Mon, Apr 29 2024 29 April, 2024

Norway, Australia join CETP to end public fossil fuel finance

Australia and Norway announced at the COP28 summit earlier this month that they were joining the Clean Energy Transition Partnership (CETP), but concerns over signatories’ missing targets remain.

The entrance to the venue of COP28 in Dubai, in December 2023 (Photo credit: Sophie Davies/Gas Outlook)

Prominent oil and gas producing countries including Australia and Norway have joined an agreement to end public financing of international fossil fuels investments, with the step seen as a major boost to the deal which could shift $19 billion per year in funding towards clean energy.

The CETP also known as the Glasgow Statement, is an international effort aimed at ending public financing of fossil fuels which was launched by the UK at COP26 in 2021. It has so far been joined by over 40 signatories including the UK, the U.S., Germany, France and Italy as well as organisations such as the European Investment Bank (EIB).

Specifically, signatories agreed at COP28 to “end new direct public support for the international unabated fossil fuel energy sector within one year of signing this statement, except in limited and clearly defined circumstances that are consistent with a 1.5°C warming limit and the goals of the Paris Agreement.”

The CETP includes any government or majority government-owned financial institutions that provide finance for energy projects abroad, so beyond Export Finance Australia, this covers public superannuation funds like AustralianSuper, Claire O’Manique, a public finance analyst at Oil Change International explained to Gas Outlook.

It also covers signatories’ “approach on the boards of multilateral development banks” and to “multilateral negotiations in international bodies, in particular in the OECD.”

“This is notable given Australia has historically played an influential blocking role in these fora,” she said.

Public finance covers an estimated 10-25% of fossil fuel financing, and plays a key role in fossil fuel expansion, being involved in some 82% of new LNG export terminal capacity built in the last decade accounting for at least $78 billion funding, she said.

“It flows especially to large fossil fuel infrastructure projects that are hard to finance privately and that enable the rest of the industry to grow.”

“Currently, international public finance remains skewed towards support for fossil fuel projects, providing almost twice as much than for critically-needed renewable energy solutions,” she added.

According to an Oil Change International report, if signatories’ development finance institutions, export credit agencies, and government departments fully redirect their international fossil fuel funding, this could result in $19.4  billion a year being redirected towards clean energy.

“Of the 16 high-income signatories, eight have delivered policies that are aligned or nearly align with the Glasgow pledge, which are already shifting an estimated $5.7 billion out of fossils each year,” O’Manique said.

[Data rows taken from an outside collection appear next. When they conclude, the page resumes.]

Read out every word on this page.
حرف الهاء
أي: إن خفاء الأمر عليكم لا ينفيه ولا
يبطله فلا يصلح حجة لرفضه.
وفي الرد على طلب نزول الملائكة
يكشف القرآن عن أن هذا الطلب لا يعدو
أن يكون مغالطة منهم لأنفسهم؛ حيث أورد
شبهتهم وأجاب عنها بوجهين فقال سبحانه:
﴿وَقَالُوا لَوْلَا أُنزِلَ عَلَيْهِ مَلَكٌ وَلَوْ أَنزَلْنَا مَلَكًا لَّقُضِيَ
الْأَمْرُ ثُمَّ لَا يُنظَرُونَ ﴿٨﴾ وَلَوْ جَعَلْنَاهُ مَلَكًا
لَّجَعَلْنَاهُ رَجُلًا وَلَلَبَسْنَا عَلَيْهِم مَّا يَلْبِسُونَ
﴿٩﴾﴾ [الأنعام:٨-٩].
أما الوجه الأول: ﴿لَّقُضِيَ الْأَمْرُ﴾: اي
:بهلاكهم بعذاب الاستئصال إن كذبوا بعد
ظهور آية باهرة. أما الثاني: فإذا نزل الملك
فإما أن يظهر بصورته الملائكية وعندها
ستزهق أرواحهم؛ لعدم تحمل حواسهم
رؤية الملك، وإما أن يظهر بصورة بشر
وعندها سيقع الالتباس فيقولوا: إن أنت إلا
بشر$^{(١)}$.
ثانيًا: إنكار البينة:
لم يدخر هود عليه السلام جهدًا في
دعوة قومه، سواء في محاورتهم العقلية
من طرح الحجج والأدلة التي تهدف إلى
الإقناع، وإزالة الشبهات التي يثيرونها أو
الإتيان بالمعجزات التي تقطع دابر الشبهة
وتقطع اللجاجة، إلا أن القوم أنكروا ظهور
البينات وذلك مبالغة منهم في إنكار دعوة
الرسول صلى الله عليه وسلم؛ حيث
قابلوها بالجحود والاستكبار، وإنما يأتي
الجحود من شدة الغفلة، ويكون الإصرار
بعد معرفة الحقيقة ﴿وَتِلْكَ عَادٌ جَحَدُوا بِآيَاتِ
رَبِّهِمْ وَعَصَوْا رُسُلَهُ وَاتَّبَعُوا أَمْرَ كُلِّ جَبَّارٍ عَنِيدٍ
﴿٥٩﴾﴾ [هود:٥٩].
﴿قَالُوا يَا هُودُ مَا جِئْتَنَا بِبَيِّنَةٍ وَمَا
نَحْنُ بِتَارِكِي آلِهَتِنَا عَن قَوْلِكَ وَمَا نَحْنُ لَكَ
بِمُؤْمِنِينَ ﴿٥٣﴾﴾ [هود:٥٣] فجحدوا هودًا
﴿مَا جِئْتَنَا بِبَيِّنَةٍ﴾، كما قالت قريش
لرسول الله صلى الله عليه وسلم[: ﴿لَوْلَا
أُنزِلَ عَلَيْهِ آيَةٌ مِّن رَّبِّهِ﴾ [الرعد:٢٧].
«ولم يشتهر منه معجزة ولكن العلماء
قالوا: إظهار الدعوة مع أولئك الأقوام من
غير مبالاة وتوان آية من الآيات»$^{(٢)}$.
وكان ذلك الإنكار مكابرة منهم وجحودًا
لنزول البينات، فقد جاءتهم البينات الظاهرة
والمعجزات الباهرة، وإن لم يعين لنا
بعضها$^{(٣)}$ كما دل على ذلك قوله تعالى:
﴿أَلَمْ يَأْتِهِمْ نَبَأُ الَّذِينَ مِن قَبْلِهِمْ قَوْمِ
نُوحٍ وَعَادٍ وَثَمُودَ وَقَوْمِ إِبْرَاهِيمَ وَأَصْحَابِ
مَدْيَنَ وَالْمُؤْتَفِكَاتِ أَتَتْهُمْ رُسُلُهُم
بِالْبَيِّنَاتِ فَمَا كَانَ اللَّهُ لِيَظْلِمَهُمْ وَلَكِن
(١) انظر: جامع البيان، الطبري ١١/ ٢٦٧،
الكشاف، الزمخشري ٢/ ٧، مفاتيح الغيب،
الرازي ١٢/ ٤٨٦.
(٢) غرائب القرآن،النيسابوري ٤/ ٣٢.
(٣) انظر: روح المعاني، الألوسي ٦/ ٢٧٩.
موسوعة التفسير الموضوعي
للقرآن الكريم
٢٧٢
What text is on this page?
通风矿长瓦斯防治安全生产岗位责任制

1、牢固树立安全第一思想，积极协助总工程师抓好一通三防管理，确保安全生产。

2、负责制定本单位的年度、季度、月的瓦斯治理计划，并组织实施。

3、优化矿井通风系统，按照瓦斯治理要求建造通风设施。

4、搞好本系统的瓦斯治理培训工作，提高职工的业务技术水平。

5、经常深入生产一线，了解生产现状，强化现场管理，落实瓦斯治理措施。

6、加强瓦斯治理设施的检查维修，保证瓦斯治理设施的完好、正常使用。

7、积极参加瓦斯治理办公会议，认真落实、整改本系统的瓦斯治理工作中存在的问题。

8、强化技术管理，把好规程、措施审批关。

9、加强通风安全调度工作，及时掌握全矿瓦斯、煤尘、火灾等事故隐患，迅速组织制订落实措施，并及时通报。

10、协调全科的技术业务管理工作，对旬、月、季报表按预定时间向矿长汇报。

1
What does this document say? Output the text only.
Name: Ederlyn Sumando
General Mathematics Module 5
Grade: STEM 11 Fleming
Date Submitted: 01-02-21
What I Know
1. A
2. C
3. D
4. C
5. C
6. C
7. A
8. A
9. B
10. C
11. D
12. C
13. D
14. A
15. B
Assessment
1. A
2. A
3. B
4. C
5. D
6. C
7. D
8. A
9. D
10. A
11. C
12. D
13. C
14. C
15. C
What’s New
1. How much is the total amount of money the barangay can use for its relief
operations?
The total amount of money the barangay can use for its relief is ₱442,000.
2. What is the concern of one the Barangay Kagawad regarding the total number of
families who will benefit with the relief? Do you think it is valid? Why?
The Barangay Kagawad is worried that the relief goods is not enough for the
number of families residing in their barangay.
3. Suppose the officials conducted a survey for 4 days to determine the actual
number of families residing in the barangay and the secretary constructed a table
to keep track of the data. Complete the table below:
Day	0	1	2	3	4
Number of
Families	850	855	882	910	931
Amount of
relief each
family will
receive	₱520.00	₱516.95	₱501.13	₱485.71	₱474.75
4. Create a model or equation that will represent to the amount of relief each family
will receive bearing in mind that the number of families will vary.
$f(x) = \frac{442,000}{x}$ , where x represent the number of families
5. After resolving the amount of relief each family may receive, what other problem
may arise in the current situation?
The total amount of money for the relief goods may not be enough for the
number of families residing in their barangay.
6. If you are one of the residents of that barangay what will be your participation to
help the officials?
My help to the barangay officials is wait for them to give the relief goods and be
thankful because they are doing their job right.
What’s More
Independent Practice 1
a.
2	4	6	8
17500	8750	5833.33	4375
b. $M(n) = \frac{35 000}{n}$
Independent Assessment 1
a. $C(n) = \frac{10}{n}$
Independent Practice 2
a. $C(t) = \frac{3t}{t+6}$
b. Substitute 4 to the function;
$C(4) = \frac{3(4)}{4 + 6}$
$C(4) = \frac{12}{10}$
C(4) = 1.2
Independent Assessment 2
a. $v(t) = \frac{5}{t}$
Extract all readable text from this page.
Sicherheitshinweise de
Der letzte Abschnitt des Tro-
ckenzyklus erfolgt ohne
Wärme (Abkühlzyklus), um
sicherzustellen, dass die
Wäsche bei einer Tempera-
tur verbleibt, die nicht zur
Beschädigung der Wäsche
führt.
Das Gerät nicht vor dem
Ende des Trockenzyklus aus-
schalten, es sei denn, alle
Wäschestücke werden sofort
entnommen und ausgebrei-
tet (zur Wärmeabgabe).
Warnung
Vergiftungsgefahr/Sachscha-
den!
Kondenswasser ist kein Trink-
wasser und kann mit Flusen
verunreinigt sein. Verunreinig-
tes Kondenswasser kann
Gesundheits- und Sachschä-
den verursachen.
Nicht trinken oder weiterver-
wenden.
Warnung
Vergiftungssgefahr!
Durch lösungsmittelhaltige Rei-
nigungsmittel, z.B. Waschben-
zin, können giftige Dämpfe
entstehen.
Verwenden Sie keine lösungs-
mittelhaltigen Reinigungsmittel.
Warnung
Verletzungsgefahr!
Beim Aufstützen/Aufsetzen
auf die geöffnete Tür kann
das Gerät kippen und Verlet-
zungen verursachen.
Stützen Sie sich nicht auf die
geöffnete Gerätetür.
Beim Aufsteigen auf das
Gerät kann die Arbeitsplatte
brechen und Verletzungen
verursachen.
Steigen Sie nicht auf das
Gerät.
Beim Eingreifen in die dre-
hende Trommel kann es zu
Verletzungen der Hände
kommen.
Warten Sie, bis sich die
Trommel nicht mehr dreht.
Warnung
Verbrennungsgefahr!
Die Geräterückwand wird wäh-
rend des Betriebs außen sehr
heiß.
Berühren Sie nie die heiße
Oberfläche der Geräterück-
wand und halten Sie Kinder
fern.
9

“Aside from those that have met their commitment, a further six signatories have new policies that restrict fossil fuel support but do have loopholes, which must be addressed.”

Eksfin, the Norwegian export credit agency, provided an estimated $1 billion financing alone to fossil fuels from July 2021 to June 2023, according to Oil Change International.

“As one of the world’s largest carbon emissions exporters, Norway should play a pivotal role in the shift from fossil fuels to renewable energy. Hopefully, this is the first of many climate commitments from Norway aimed at speeding up the green transition,” Dina Rui, public finance programme lead, at the Nordic Center for Sustainable Finance said.

U.S. among laggards

However, despite the pledges, several countries have not kept their promise to end international public financing of fossil fuels, including the U.S., Italy and Germany.

The U.S. has yet to publish its policy to respond to the CETP and the US Export-Import Bank continues to finance fossil fuels “undermining President Biden’s multiple pledges to end this finance,” O’Manique said.

Meanwhile, Italy and Germany’s policies contain major loopholes that will allow a significant amount of fossil finance to continue.

“While the pledge is similar to other commitments made at COP28” and “there are no penalties on signatories who violate it, civil society continues to hold them accountable to their commitments,” she added.

Governments that continue to fund fossil fuels also face legal implications.

According to a legal opinion commissioned by Oil Change International, States must meet the goals and obligations of Climate Agreements, particularly those relating to finance.

“Thus, the continued financing of fossil fuel-related projects or activities must be legally assessed in a specific context characterised by the climate emergency, and the decreasing carbon budget,” she said.

The commitment to end public finance to fossil fuels also appears at odds with domestic policies among signatories supporting new oil and gas exploration, such as the UK’s recent announcement that it will hold annual licensing rounds to boost its North Sea oil and gas production.

Norway’s Prime Minister, Jonas Gahr Støre was reported as saying that issuing new oil and gas licences is not in contrast with the country’s climate commitments.